Jinxsays...1v1 mid to 5v5 is like checkers to chess, so I'd be interested to see if it can also master all of that.
It's curious how aggressive it plays. When you watch AlphaGo I think one of the defining features of it was that didn't look for huge leads because the margin of victory is meaningless. OpenAI seems totally different, it practices a sort of brinkmanship that is almost human. The games I've seen it lose were because of moves that actually did seem very human - it went all in up high ground and got unlucky for instance. I'd have somewhat expected it to evaluate doing that as an unnecessary risk when it can just extend its advantage in other ways... but then maybe it is overestimating the ability of its human opponents to keep up with last hits and raze placement.
notarobotsays...*future
siftbotsays...Adding video to channels (Future) - requested by notarobot.
Magicpantssays...It's not an apples to apples competition. The bot is cheating because it has perfect knowledge; it can look bounding spheres and exact positions, maybe even knows the enemy cooldowns, etc. Basically it's using an aimbot that can always react faster than a human.

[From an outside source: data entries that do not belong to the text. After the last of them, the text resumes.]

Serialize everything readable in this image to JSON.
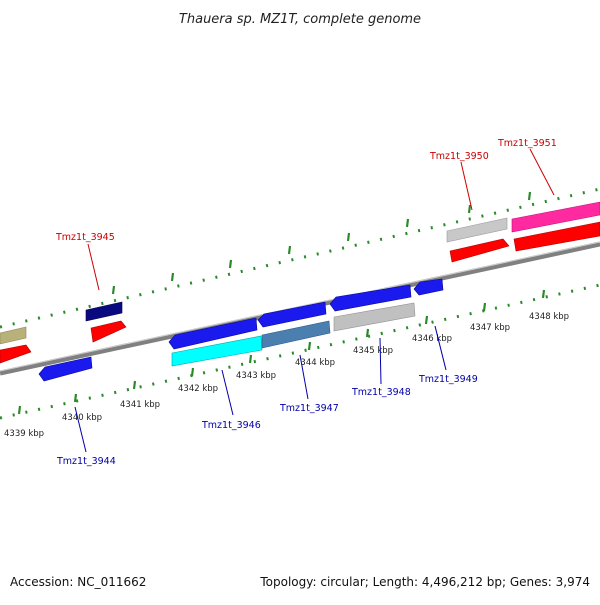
{
  "title": "Thauera sp. MZ1T, complete genome",
  "footer": {
    "accession": "Accession: NC_011662",
    "stats": "Topology: circular; Length: 4,496,212 bp; Genes: 3,974"
  },
  "colors": {
    "backbone": "#808080",
    "tick": "#2a8a2a",
    "label_top": "#cc0000",
    "label_bottom": "#0000aa"
  },
  "kbp_labels": [
    "4339 kbp",
    "4340 kbp",
    "4341 kbp",
    "4342 kbp",
    "4343 kbp",
    "4344 kbp",
    "4345 kbp",
    "4346 kbp",
    "4347 kbp",
    "4348 kbp"
  ],
  "gene_labels": {
    "top": [
      "Tmz1t_3945",
      "Tmz1t_3950",
      "Tmz1t_3951"
    ],
    "bottom": [
      "Tmz1t_3944",
      "Tmz1t_3946",
      "Tmz1t_3947",
      "Tmz1t_3948",
      "Tmz1t_3949"
    ]
  },
  "features": [
    {
      "strand": "forward-outer",
      "color": "#b8b27a"
    },
    {
      "strand": "forward-outer",
      "color": "#0a0a80"
    },
    {
      "strand": "forward-outer",
      "color": "#c8c8c8"
    },
    {
      "strand": "forward-outer",
      "color": "#ff2aa0"
    },
    {
      "strand": "forward-inner",
      "color": "#ff0000"
    },
    {
      "strand": "forward-inner",
      "color": "#ff0000"
    },
    {
      "strand": "forward-inner",
      "color": "#ff0000"
    },
    {
      "strand": "forward-inner",
      "color": "#ff0000"
    },
    {
      "strand": "reverse-inner",
      "color": "#1a1aee"
    },
    {
      "strand": "reverse-inner",
      "color": "#1a1aee"
    },
    {
      "strand": "reverse-inner",
      "color": "#1a1aee"
    },
    {
      "strand": "reverse-inner",
      "color": "#1a1aee"
    },
    {
      "strand": "reverse-inner",
      "color": "#1a1aee"
    },
    {
      "strand": "reverse-inner",
      "color": "#1a1aee"
    },
    {
      "strand": "reverse-outer",
      "color": "#00ffff"
    },
    {
      "strand": "reverse-outer",
      "color": "#4a7fb0"
    },
    {
      "strand": "reverse-outer",
      "color": "#c0c0c0"
    }
  ]
}
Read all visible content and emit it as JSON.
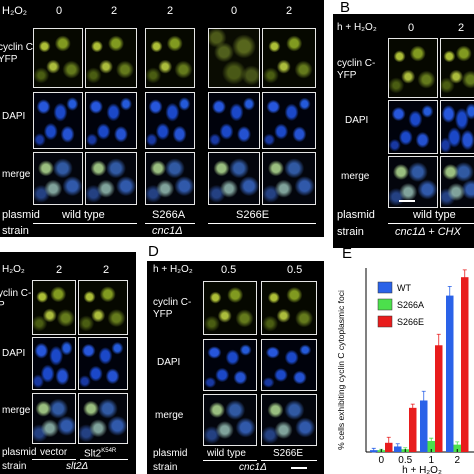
{
  "panel_A": {
    "treatment": "H₂O₂",
    "conditions": [
      "0",
      "2",
      "2",
      "0",
      "2"
    ],
    "rows": [
      "cyclin C-\nYFP",
      "DAPI",
      "merge"
    ],
    "plasmid_label": "plasmid",
    "strain_label": "strain",
    "plasmids": [
      "wild type",
      "S266A",
      "S266E"
    ],
    "strain": "cnc1Δ"
  },
  "panel_B": {
    "letter": "B",
    "treatment": "h + H₂O₂",
    "conditions": [
      "0",
      "2"
    ],
    "rows": [
      "cyclin C-\nYFP",
      "DAPI",
      "merge"
    ],
    "plasmid_label": "plasmid",
    "strain_label": "strain",
    "plasmid": "wild type",
    "strain": "cnc1Δ + CHX"
  },
  "panel_C": {
    "treatment": "H₂O₂",
    "conditions": [
      "2",
      "2"
    ],
    "rows": [
      "yclin C-\nP",
      "DAPI",
      "merge"
    ],
    "plasmid_label": "plasmid",
    "strain_label": "strain",
    "plasmids": [
      "vector",
      "Slt2"
    ],
    "plasmid_superscript": "K54R",
    "strain": "slt2Δ"
  },
  "panel_D": {
    "letter": "D",
    "treatment": "h + H₂O₂",
    "conditions": [
      "0.5",
      "0.5"
    ],
    "rows": [
      "cyclin C-\nYFP",
      "DAPI",
      "merge"
    ],
    "plasmid_label": "plasmid",
    "strain_label": "strain",
    "plasmids": [
      "wild type",
      "S266E"
    ],
    "strain": "cnc1Δ"
  },
  "panel_E": {
    "letter": "E",
    "colors": {
      "WT": "#2a62e8",
      "S266A": "#4ce04c",
      "S266E": "#e81c1c"
    }
  },
  "chart_data": {
    "type": "bar",
    "xlabel": "h + H₂O₂",
    "ylabel": "% cells exhibiting cyclin C cytoplasmic foci",
    "categories": [
      "0",
      "0.5",
      "1",
      "2"
    ],
    "series": [
      {
        "name": "WT",
        "values": [
          1,
          3,
          28,
          85
        ],
        "errors": [
          1,
          1.5,
          5,
          5
        ]
      },
      {
        "name": "S266A",
        "values": [
          1,
          1.5,
          6,
          4
        ],
        "errors": [
          0.5,
          0.8,
          1.5,
          1.5
        ]
      },
      {
        "name": "S266E",
        "values": [
          5,
          24,
          58,
          95
        ],
        "errors": [
          3,
          2,
          6,
          4
        ]
      }
    ],
    "ylim": [
      0,
      100
    ],
    "legend": "top-left"
  }
}
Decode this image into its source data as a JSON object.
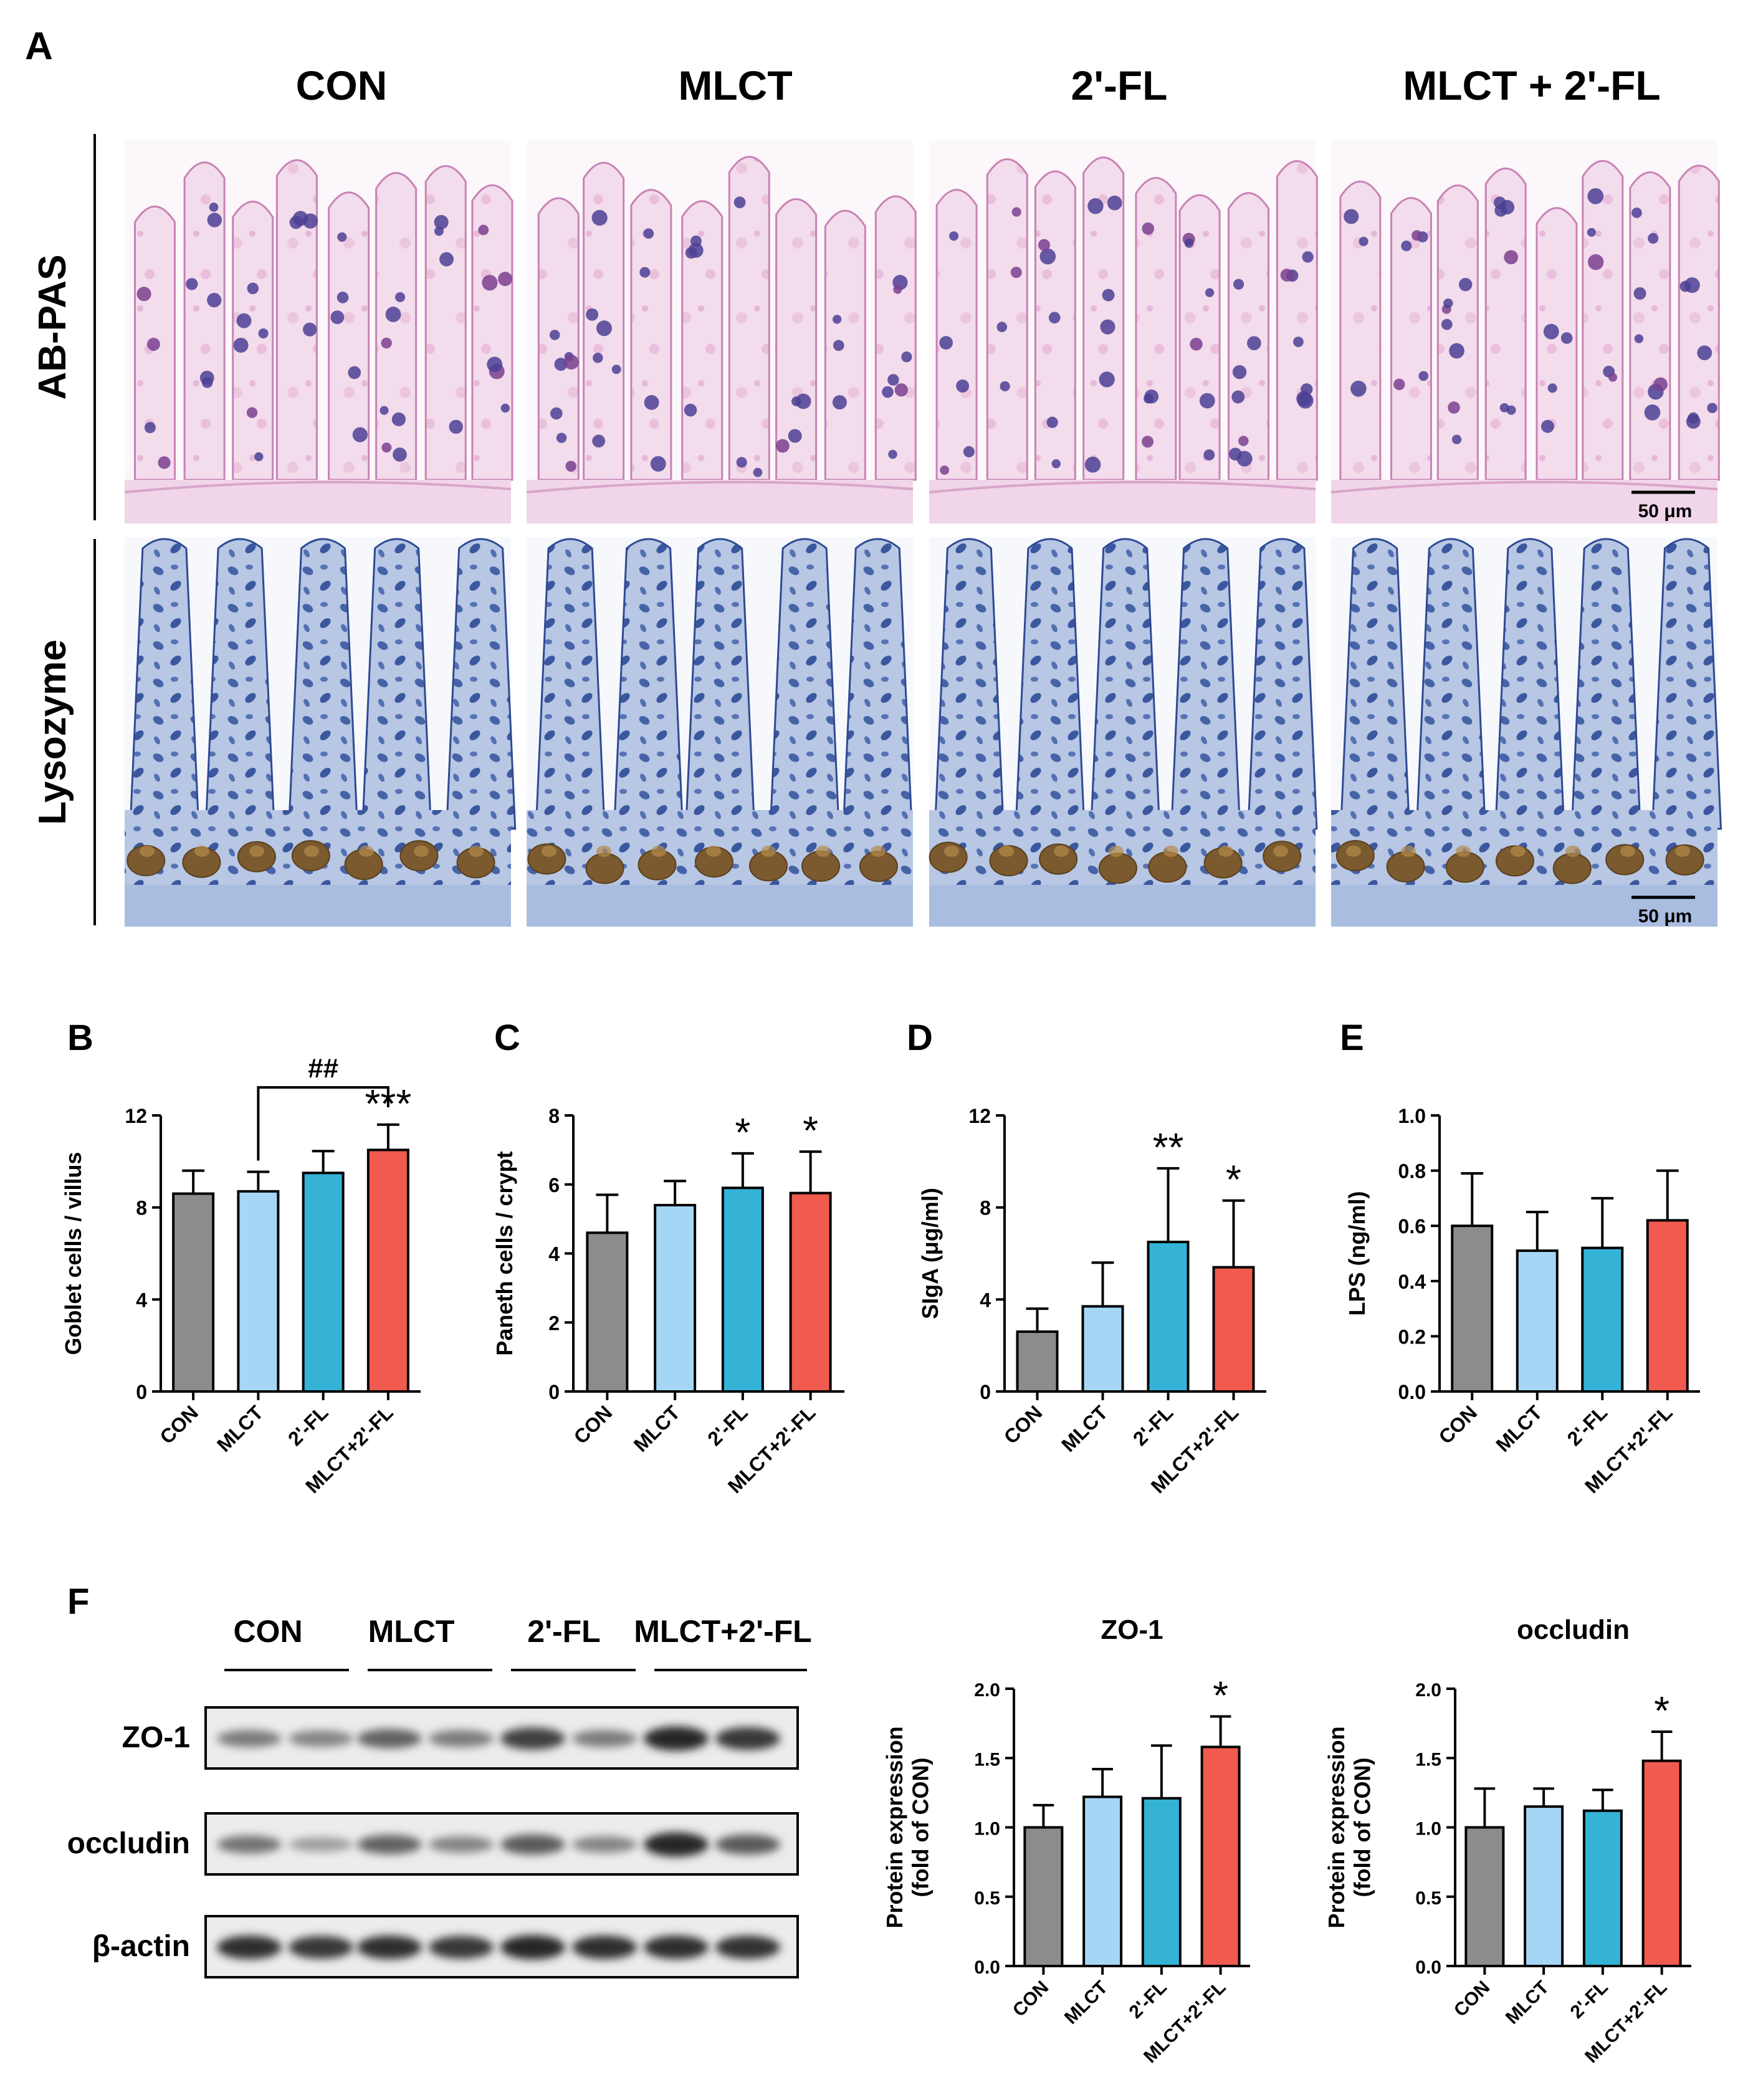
{
  "panel_letters": [
    "A",
    "B",
    "C",
    "D",
    "E",
    "F"
  ],
  "histology": {
    "groups": [
      "CON",
      "MLCT",
      "2'-FL",
      "MLCT + 2'-FL"
    ],
    "rows": [
      "AB-PAS",
      "Lysozyme"
    ],
    "scale_bar": "50 μm"
  },
  "colors": {
    "CON": "#8c8c8c",
    "MLCT": "#a6d6f5",
    "2'-FL": "#34b3d6",
    "MLCT+2'-FL": "#f15a4f",
    "abpas_bg": "#f1d8ea",
    "lysozyme_bg": "#9fb4d9"
  },
  "chart_data": [
    {
      "panel": "B",
      "type": "bar",
      "categories": [
        "CON",
        "MLCT",
        "2'-FL",
        "MLCT+2'-FL"
      ],
      "values": [
        8.6,
        8.7,
        9.5,
        10.5
      ],
      "errors": [
        1.0,
        0.85,
        0.95,
        1.1
      ],
      "ylabel": "Goblet cells / villus",
      "ylim": [
        0,
        12
      ],
      "yticks": [
        "0",
        "4",
        "8",
        "12"
      ],
      "significance": [
        "",
        "",
        "",
        "***"
      ],
      "bracket": {
        "from": 1,
        "to": 3,
        "label": "##"
      }
    },
    {
      "panel": "C",
      "type": "bar",
      "categories": [
        "CON",
        "MLCT",
        "2'-FL",
        "MLCT+2'-FL"
      ],
      "values": [
        4.6,
        5.4,
        5.9,
        5.75
      ],
      "errors": [
        1.1,
        0.7,
        1.0,
        1.2
      ],
      "ylabel": "Paneth cells / crypt",
      "ylim": [
        0,
        8
      ],
      "yticks": [
        "0",
        "2",
        "4",
        "6",
        "8"
      ],
      "significance": [
        "",
        "",
        "*",
        "*"
      ]
    },
    {
      "panel": "D",
      "type": "bar",
      "categories": [
        "CON",
        "MLCT",
        "2'-FL",
        "MLCT+2'-FL"
      ],
      "values": [
        2.6,
        3.7,
        6.5,
        5.4
      ],
      "errors": [
        1.0,
        1.9,
        3.2,
        2.9
      ],
      "ylabel": "SIgA (μg/ml)",
      "ylim": [
        0,
        12
      ],
      "yticks": [
        "0",
        "4",
        "8",
        "12"
      ],
      "significance": [
        "",
        "",
        "**",
        "*"
      ]
    },
    {
      "panel": "E",
      "type": "bar",
      "categories": [
        "CON",
        "MLCT",
        "2'-FL",
        "MLCT+2'-FL"
      ],
      "values": [
        0.6,
        0.51,
        0.52,
        0.62
      ],
      "errors": [
        0.19,
        0.14,
        0.18,
        0.18
      ],
      "ylabel": "LPS (ng/ml)",
      "ylim": [
        0,
        1.0
      ],
      "yticks": [
        "0.0",
        "0.2",
        "0.4",
        "0.6",
        "0.8",
        "1.0"
      ],
      "significance": [
        "",
        "",
        "",
        ""
      ]
    },
    {
      "panel": "F",
      "type": "bar",
      "title": "ZO-1",
      "categories": [
        "CON",
        "MLCT",
        "2'-FL",
        "MLCT+2'-FL"
      ],
      "values": [
        1.0,
        1.22,
        1.21,
        1.58
      ],
      "errors": [
        0.16,
        0.2,
        0.38,
        0.22
      ],
      "ylabel": "Protein expression\n(fold of CON)",
      "ylim": [
        0,
        2.0
      ],
      "yticks": [
        "0.0",
        "0.5",
        "1.0",
        "1.5",
        "2.0"
      ],
      "significance": [
        "",
        "",
        "",
        "*"
      ]
    },
    {
      "panel": "F",
      "type": "bar",
      "title": "occludin",
      "categories": [
        "CON",
        "MLCT",
        "2'-FL",
        "MLCT+2'-FL"
      ],
      "values": [
        1.0,
        1.15,
        1.12,
        1.48
      ],
      "errors": [
        0.28,
        0.13,
        0.15,
        0.21
      ],
      "ylabel": "Protein expression\n(fold of CON)",
      "ylim": [
        0,
        2.0
      ],
      "yticks": [
        "0.0",
        "0.5",
        "1.0",
        "1.5",
        "2.0"
      ],
      "significance": [
        "",
        "",
        "",
        "*"
      ]
    }
  ],
  "western_blot": {
    "groups": [
      "CON",
      "MLCT",
      "2'-FL",
      "MLCT+2'-FL"
    ],
    "bands": [
      {
        "name": "ZO-1",
        "intensity": [
          0.45,
          0.4,
          0.6,
          0.45,
          0.8,
          0.45,
          0.95,
          0.85
        ]
      },
      {
        "name": "occludin",
        "intensity": [
          0.5,
          0.25,
          0.6,
          0.4,
          0.65,
          0.4,
          0.95,
          0.65
        ]
      },
      {
        "name": "β-actin",
        "intensity": [
          0.9,
          0.85,
          0.9,
          0.85,
          0.95,
          0.9,
          0.9,
          0.88
        ]
      }
    ]
  }
}
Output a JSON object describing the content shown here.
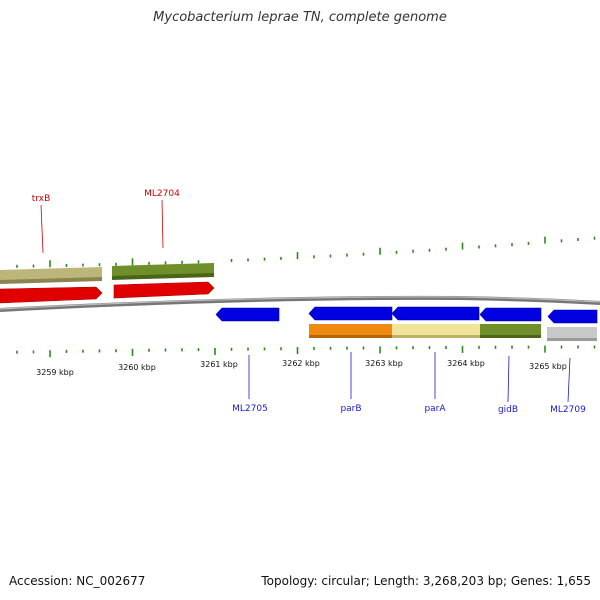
{
  "title": "Mycobacterium leprae TN, complete genome",
  "footer": {
    "accession": "Accession: NC_002677",
    "summary": "Topology: circular; Length: 3,268,203 bp; Genes: 1,655"
  },
  "colors": {
    "backbone": "#8c8c8c",
    "tick": "#2a8a1a",
    "label_top": "#cc0000",
    "label_bottom": "#1a1acc"
  },
  "kbp_labels": [
    {
      "kbp": 3259,
      "text": "3259 kbp"
    },
    {
      "kbp": 3260,
      "text": "3260 kbp"
    },
    {
      "kbp": 3261,
      "text": "3261 kbp"
    },
    {
      "kbp": 3262,
      "text": "3262 kbp"
    },
    {
      "kbp": 3263,
      "text": "3263 kbp"
    },
    {
      "kbp": 3264,
      "text": "3264 kbp"
    },
    {
      "kbp": 3265,
      "text": "3265 kbp"
    }
  ],
  "gene_labels": [
    {
      "name": "trxB",
      "strand": "forward"
    },
    {
      "name": "ML2704",
      "strand": "forward"
    },
    {
      "name": "ML2705",
      "strand": "reverse"
    },
    {
      "name": "parB",
      "strand": "reverse"
    },
    {
      "name": "parA",
      "strand": "reverse"
    },
    {
      "name": "gidB",
      "strand": "reverse"
    },
    {
      "name": "ML2709",
      "strand": "reverse"
    }
  ]
}
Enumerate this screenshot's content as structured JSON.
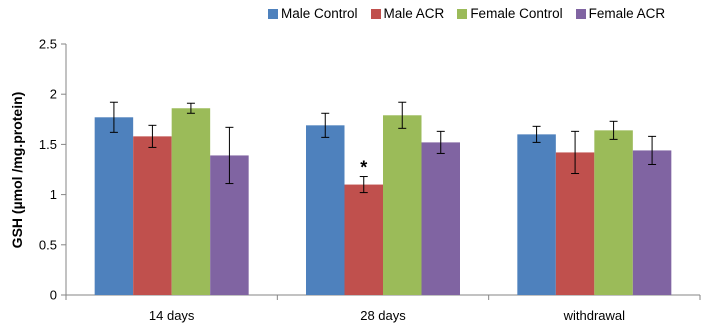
{
  "chart_data": {
    "type": "bar",
    "title": "",
    "xlabel": "",
    "ylabel": "GSH (µmol /mg.protein)",
    "ylim": [
      0,
      2.5
    ],
    "yticks": [
      "0",
      "0.5",
      "1",
      "1.5",
      "2",
      "2.5"
    ],
    "categories": [
      "14 days",
      "28 days",
      "withdrawal"
    ],
    "series": [
      {
        "name": "Male Control",
        "color": "#4e81bd",
        "values": [
          1.77,
          1.69,
          1.6
        ],
        "errors": [
          0.15,
          0.12,
          0.08
        ]
      },
      {
        "name": "Male ACR",
        "color": "#c0504d",
        "values": [
          1.58,
          1.1,
          1.42
        ],
        "errors": [
          0.11,
          0.08,
          0.21
        ]
      },
      {
        "name": "Female Control",
        "color": "#9bbb59",
        "values": [
          1.86,
          1.79,
          1.64
        ],
        "errors": [
          0.05,
          0.13,
          0.09
        ]
      },
      {
        "name": "Female ACR",
        "color": "#8064a2",
        "values": [
          1.39,
          1.52,
          1.44
        ],
        "errors": [
          0.28,
          0.11,
          0.14
        ]
      }
    ],
    "annotations": [
      {
        "text": "*",
        "category": "28 days",
        "series": "Male ACR"
      }
    ],
    "legend": "top"
  }
}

What they need to do is require the bot use vision, either only give it access to the frame buffer, or better yet require it to use a camera pointed at the screen. (some day I'd require it to use a mouse and keyboard)
greatgooglymooglysays...It would be interesting if you slowed the game down 10x, to see if the humans would regain the advantage.
Jinxsays...Dunno if I'd call that cheating. I noticed in the showmatch it seemed to adjust its creep block without any vision of Dendi's, but I think they said since that the bot doesn't know what it doesn't have vision of. I mean, I agree it has a massive advantage due to a sort of almost latency free interface with the game while us humans have to do all sorts of shit before we can even begin to make a decision, but then nothing about this competition is equal. You might just as well say it is cheating because it was able to play more Dota 2 in two weeks than any human could in their lifetime...
It's not an apples to apples competition. The bot is cheating because it has perfect knowledge; it can look bounding spheres and exact positions, maybe even knows the enemy cooldowns, etc. Basically it's using an aimbot that can always react faster than a human.
What they need to do is require the bot use vision, either only give it access to the frame buffer, or better yet require it to use a camera pointed at the screen. (some day I'd require it to use a mouse and keyboard)
dannym3141says...Does anyone remember the early days of bots in FPS games? I'm not impressed by the bot winning because of those early FPS bots.
Walk round a corner with an old fashioned Quake 1 bot? BAM you're dead as soon as a pixel of your head appears (headshots existed in QTF); you probably won't even see the bot because of your refresh rate.
The learning is incredibly impressive, but as someone said earlier the impressive thing would be filling in as a player in a 5v5, or maybe a team of them. I'd always expect a bot to win a duel of reactions unless they are programmed to miss. The bot makes its decisions and performs them instantly, so if you make better decisions than it, they still must be better enough that you can beat that huge speed advantage.